Le temps d'un timide sourire, il désigna vaguement sa chambre et disparut au rez-de-chaussée, les bras chargés d'habits propres.

Steeve n'avait pas spécialement prêté attention au décor la première fois. Les mains dans les poches, l'air de ne vouloir toucher à rien, il découvrait l'endroit. Le lit une place se trouvait sous une partie mansardée, comme s'il souhaitait occuper le moins de place possible. L'idée fit sourire Steeve. Cette disposition reflétait un peu de la personnalité de Travis.

Il avança encore, ignorant la vieille console et son écran toujours en pause. Un bureau, d'un bois vieilli, probablement déjà poncé et repeint, servait de continuité au renfoncement du mur. Il n'obéissait à aucune règle de rangement, avait l'air d'avoir été déposé là, faute de trouver une meilleure place. Steeve repoussa la chaise contre, pour se dégager un passage suffisant afin d'atteindre l'unique fenêtre calée entre deux murs recouverts de papiers en tous genres.

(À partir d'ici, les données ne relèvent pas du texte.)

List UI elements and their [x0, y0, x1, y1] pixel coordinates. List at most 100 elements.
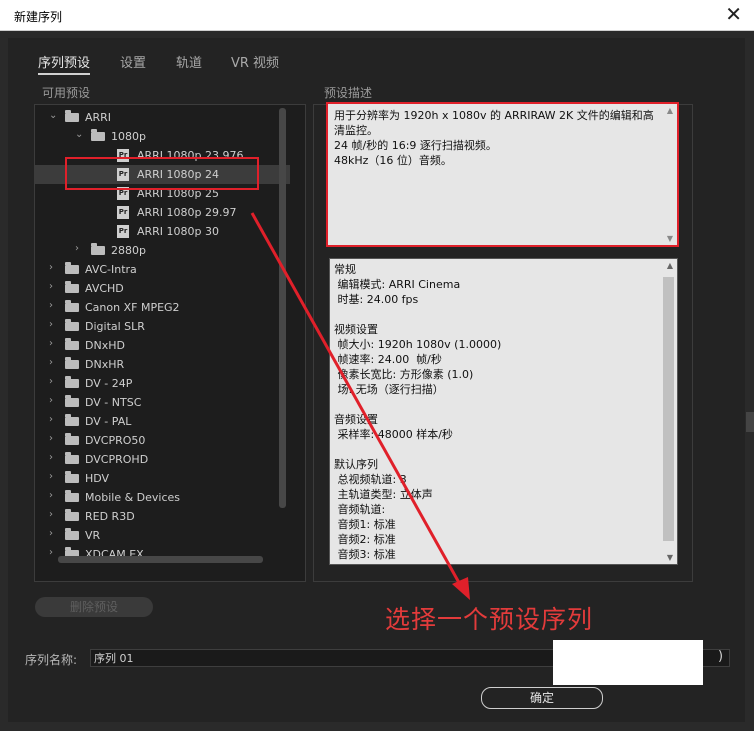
- tree-item-label: DV - 24P: [85, 377, 133, 390]
- chevron-right-icon[interactable]: ›: [49, 471, 53, 482]
- tree-item-label: RED R3D: [85, 510, 135, 523]
- details-line: 音频3: 标准: [334, 548, 396, 561]
- details-line: 帧速率: 24.00 帧/秒: [334, 353, 442, 366]
- scroll-down-icon[interactable]: ▼: [667, 234, 673, 243]
- preset-file-icon: Pr: [117, 206, 129, 219]
- tree-folder-row[interactable]: ⌄ ARRI: [35, 108, 290, 127]
- tree-item-label: DV - PAL: [85, 415, 132, 428]
- tree-preset-row[interactable]: Pr ARRI 1080p 29.97: [35, 203, 290, 222]
- preset-description-label: 预设描述: [324, 86, 373, 100]
- annotation-text: 选择一个预设序列: [385, 605, 594, 634]
- tree-folder-row[interactable]: › HDV: [35, 469, 290, 488]
- tree-item-label: DVCPRO50: [85, 434, 146, 447]
- tree-folder-row[interactable]: › DVCPRO50: [35, 431, 290, 450]
- chevron-right-icon[interactable]: ›: [49, 376, 53, 387]
- chevron-right-icon[interactable]: ›: [75, 243, 79, 254]
- tab-vr-video[interactable]: VR 视频: [231, 52, 279, 71]
- tree-folder-row[interactable]: › DV - PAL: [35, 412, 290, 431]
- tree-preset-row[interactable]: Pr ARRI 1080p 30: [35, 222, 290, 241]
- scroll-up-icon[interactable]: ▲: [667, 261, 673, 270]
- tree-item-label: Canon XF MPEG2: [85, 301, 180, 314]
- chevron-right-icon[interactable]: ›: [49, 262, 53, 273]
- tree-folder-row[interactable]: › Canon XF MPEG2: [35, 298, 290, 317]
- details-line: [334, 442, 656, 457]
- tab-tracks[interactable]: 轨道: [176, 52, 202, 71]
- chevron-right-icon[interactable]: ›: [49, 433, 53, 444]
- chevron-right-icon[interactable]: ›: [49, 357, 53, 368]
- window-title: 新建序列: [14, 10, 63, 24]
- chevron-down-icon[interactable]: ⌄: [49, 110, 57, 121]
- tree-folder-row[interactable]: › DV - 24P: [35, 374, 290, 393]
- tree-item-label: AVC-Intra: [85, 263, 137, 276]
- chevron-right-icon[interactable]: ›: [49, 509, 53, 520]
- chevron-right-icon[interactable]: ›: [49, 319, 53, 330]
- folder-icon: [65, 357, 79, 369]
- folder-icon: [65, 528, 79, 540]
- details-line: 采样率: 48000 样本/秒: [334, 428, 453, 441]
- preset-description-box: 用于分辨率为 1920h x 1080v 的 ARRIRAW 2K 文件的编辑和…: [326, 102, 679, 247]
- description-line: 48kHz（16 位）音频。: [334, 154, 452, 167]
- details-line: 音频2: 标准: [334, 533, 396, 546]
- details-line: 音频轨道:: [334, 503, 386, 516]
- details-line: 音频设置: [334, 413, 378, 426]
- tree-folder-row[interactable]: › AVCHD: [35, 279, 290, 298]
- description-line: 24 帧/秒的 16:9 逐行扫描视频。: [334, 139, 497, 152]
- tree-folder-row[interactable]: ⌄ 1080p: [35, 127, 290, 146]
- overlay-patch: [553, 640, 703, 685]
- chevron-right-icon[interactable]: ›: [49, 452, 53, 463]
- tree-item-label: 2880p: [111, 244, 146, 257]
- ok-button[interactable]: 确定: [481, 687, 603, 709]
- details-scrollbar[interactable]: [663, 277, 674, 541]
- chevron-right-icon[interactable]: ›: [49, 528, 53, 539]
- chevron-down-icon[interactable]: ⌄: [75, 129, 83, 140]
- tab-settings[interactable]: 设置: [120, 52, 146, 71]
- folder-icon: [65, 509, 79, 521]
- tree-folder-row[interactable]: › Mobile & Devices: [35, 488, 290, 507]
- tree-item-label: 1080p: [111, 130, 146, 143]
- tree-item-label: AVCHD: [85, 282, 124, 295]
- chevron-right-icon[interactable]: ›: [49, 338, 53, 349]
- folder-icon: [65, 262, 79, 274]
- tree-folder-row[interactable]: › VR: [35, 526, 290, 545]
- folder-icon: [65, 395, 79, 407]
- chevron-right-icon[interactable]: ›: [49, 300, 53, 311]
- chevron-right-icon[interactable]: ›: [49, 547, 53, 558]
- title-bar: 新建序列 ✕: [0, 0, 754, 31]
- tree-item-label: Digital SLR: [85, 320, 145, 333]
- folder-icon: [65, 414, 79, 426]
- scroll-up-icon[interactable]: ▲: [667, 106, 673, 115]
- tree-folder-row[interactable]: › DNxHD: [35, 336, 290, 355]
- tree-folder-row[interactable]: › DNxHR: [35, 355, 290, 374]
- tree-folder-row[interactable]: › DV - NTSC: [35, 393, 290, 412]
- description-line: 用于分辨率为 1920h x 1080v 的 ARRIRAW 2K 文件的编辑和…: [334, 109, 654, 137]
- tree-item-label: ARRI 1080p 30: [137, 225, 220, 238]
- details-line: 视频设置: [334, 323, 378, 336]
- tree-folder-row[interactable]: › AVC-Intra: [35, 260, 290, 279]
- folder-icon: [65, 300, 79, 312]
- details-line: 音频1: 标准: [334, 518, 396, 531]
- scroll-down-icon[interactable]: ▼: [667, 553, 673, 562]
- tree-item-label: DV - NTSC: [85, 396, 142, 409]
- preset-description-text: 用于分辨率为 1920h x 1080v 的 ARRIRAW 2K 文件的编辑和…: [334, 108, 659, 168]
- details-line: 帧大小: 1920h 1080v (1.0000): [334, 338, 502, 351]
- tree-vertical-scrollbar[interactable]: [279, 108, 286, 508]
- new-sequence-dialog: 序列预设 设置 轨道 VR 视频 可用预设 ⌄ ARRI ⌄ 1080p Pr ARRI …: [8, 38, 745, 722]
- tree-horizontal-scrollbar[interactable]: [58, 556, 263, 563]
- tree-folder-row[interactable]: › 2880p: [35, 241, 290, 260]
- folder-icon: [65, 338, 79, 350]
- tab-sequence-presets[interactable]: 序列预设: [38, 52, 91, 75]
- tree-folder-row[interactable]: › RED R3D: [35, 507, 290, 526]
- tree-item-label: HDV: [85, 472, 110, 485]
- chevron-right-icon[interactable]: ›: [49, 414, 53, 425]
- folder-icon: [65, 471, 79, 483]
- delete-preset-button[interactable]: 删除预设: [35, 597, 153, 617]
- chevron-right-icon[interactable]: ›: [49, 490, 53, 501]
- details-line: 时基: 24.00 fps: [334, 293, 419, 306]
- cancel-button-edge: ): [718, 649, 724, 664]
- chevron-right-icon[interactable]: ›: [49, 281, 53, 292]
- tree-folder-row[interactable]: › DVCPROHD: [35, 450, 290, 469]
- folder-icon: [65, 319, 79, 331]
- chevron-right-icon[interactable]: ›: [49, 395, 53, 406]
- tree-folder-row[interactable]: › Digital SLR: [35, 317, 290, 336]
- close-icon[interactable]: ✕: [725, 3, 742, 25]
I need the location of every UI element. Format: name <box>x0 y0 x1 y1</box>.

Il stoppa ses pas devant le mur de gauche. Son regard vogua au hasard des notes. L'écriture ronde et liée de Travis dévoilait quelques secrets dont lui seul possédait la clé. Un papier aux bords déchiquetés attira l'attention de Steeve par la grosseur de ses lettres.

Dans la noirceur de la nuit qui écrasait peu à peu les restes du jour fini, l'opulence des ténèbres était sur moi. Enseveli sous la noiraude.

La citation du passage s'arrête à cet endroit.